Die Reaktionen der tschechischen, slowakischen und ungarischen
Organisationen waren einhellig: Der Entwurf wird abgelehnt. Auch
die Roma kritisierten den Entwurf als "niederschmetternd". Die
Lage der Roma lässt sich nur verbessern, wenn sie einen
entsprechenden - seit langem geforderten - Rechtsschutz erhalten,
der zudem nicht an traditionelle Siedlungsgebiete gebunden werden
darf.
Anlässlich des 10. Jahrestages der Ermordung von vier
Angehörigen der Roma in Oberwart sollte Österreich
endlich einen großen Wurf wagen. Wir greifen die Idee des
ehemaligen SVP-Fraktionssprechers im Südtiroler Landtag,
Hubert Frasnelli, auf, der ein Paket für die sechs
Sprachminderheiten Österreichs angeregt hatte. Ein Paket,
das diesen Namen verdient, das das demografische Verschwinden der
"anderen" Österreicher und die österreichische
Germanisierung der sechs Sprachminderheiten stoppt. Ein Paket,
das die faktische Diskriminierung beenden soll, um die
Sprachminderheiten tatsächlich zu fördern.
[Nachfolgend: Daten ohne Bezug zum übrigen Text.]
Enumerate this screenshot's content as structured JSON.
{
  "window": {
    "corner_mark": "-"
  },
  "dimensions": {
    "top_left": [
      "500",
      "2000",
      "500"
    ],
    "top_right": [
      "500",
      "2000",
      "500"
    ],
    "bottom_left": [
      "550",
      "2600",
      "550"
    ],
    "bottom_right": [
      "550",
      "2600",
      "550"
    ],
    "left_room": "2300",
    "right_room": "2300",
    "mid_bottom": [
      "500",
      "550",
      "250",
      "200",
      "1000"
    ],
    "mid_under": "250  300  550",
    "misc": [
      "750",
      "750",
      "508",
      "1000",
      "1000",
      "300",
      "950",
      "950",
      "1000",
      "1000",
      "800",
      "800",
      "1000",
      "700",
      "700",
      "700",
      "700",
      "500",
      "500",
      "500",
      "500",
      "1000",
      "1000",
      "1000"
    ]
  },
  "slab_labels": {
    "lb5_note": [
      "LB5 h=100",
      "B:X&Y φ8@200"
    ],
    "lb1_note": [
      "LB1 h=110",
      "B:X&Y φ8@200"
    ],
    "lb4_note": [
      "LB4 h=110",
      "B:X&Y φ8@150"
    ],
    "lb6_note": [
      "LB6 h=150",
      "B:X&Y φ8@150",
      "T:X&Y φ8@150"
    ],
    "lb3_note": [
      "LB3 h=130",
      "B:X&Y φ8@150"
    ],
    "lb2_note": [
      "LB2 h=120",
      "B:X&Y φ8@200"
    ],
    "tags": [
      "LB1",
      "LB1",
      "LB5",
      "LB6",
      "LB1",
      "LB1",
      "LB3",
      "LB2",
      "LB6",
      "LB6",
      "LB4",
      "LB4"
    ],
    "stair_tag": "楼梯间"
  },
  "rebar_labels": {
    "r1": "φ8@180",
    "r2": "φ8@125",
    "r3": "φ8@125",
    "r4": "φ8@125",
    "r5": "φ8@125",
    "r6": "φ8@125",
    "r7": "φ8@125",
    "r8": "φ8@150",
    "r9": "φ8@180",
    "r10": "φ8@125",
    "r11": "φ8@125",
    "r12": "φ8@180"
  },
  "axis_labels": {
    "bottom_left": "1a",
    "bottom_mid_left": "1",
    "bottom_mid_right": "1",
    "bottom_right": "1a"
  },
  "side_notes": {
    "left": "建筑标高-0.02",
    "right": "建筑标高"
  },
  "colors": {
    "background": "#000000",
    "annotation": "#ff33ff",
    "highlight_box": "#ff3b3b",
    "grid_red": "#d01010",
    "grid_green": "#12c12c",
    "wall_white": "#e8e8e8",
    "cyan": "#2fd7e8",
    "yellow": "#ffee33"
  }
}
Diese selbst
sollen es dann sein, die feststellen, ob Österreich seine
Verpflichtungen gegenüber den Minderheiten erfüllt hat
und nicht die FPÖ, die in Kärnten eine radikale
minderheitenfeindliche Politik betreibt, die Erkenntnisse des
Verfassungsgerichtshofes torpediert und deren Umsetzung
verhindert.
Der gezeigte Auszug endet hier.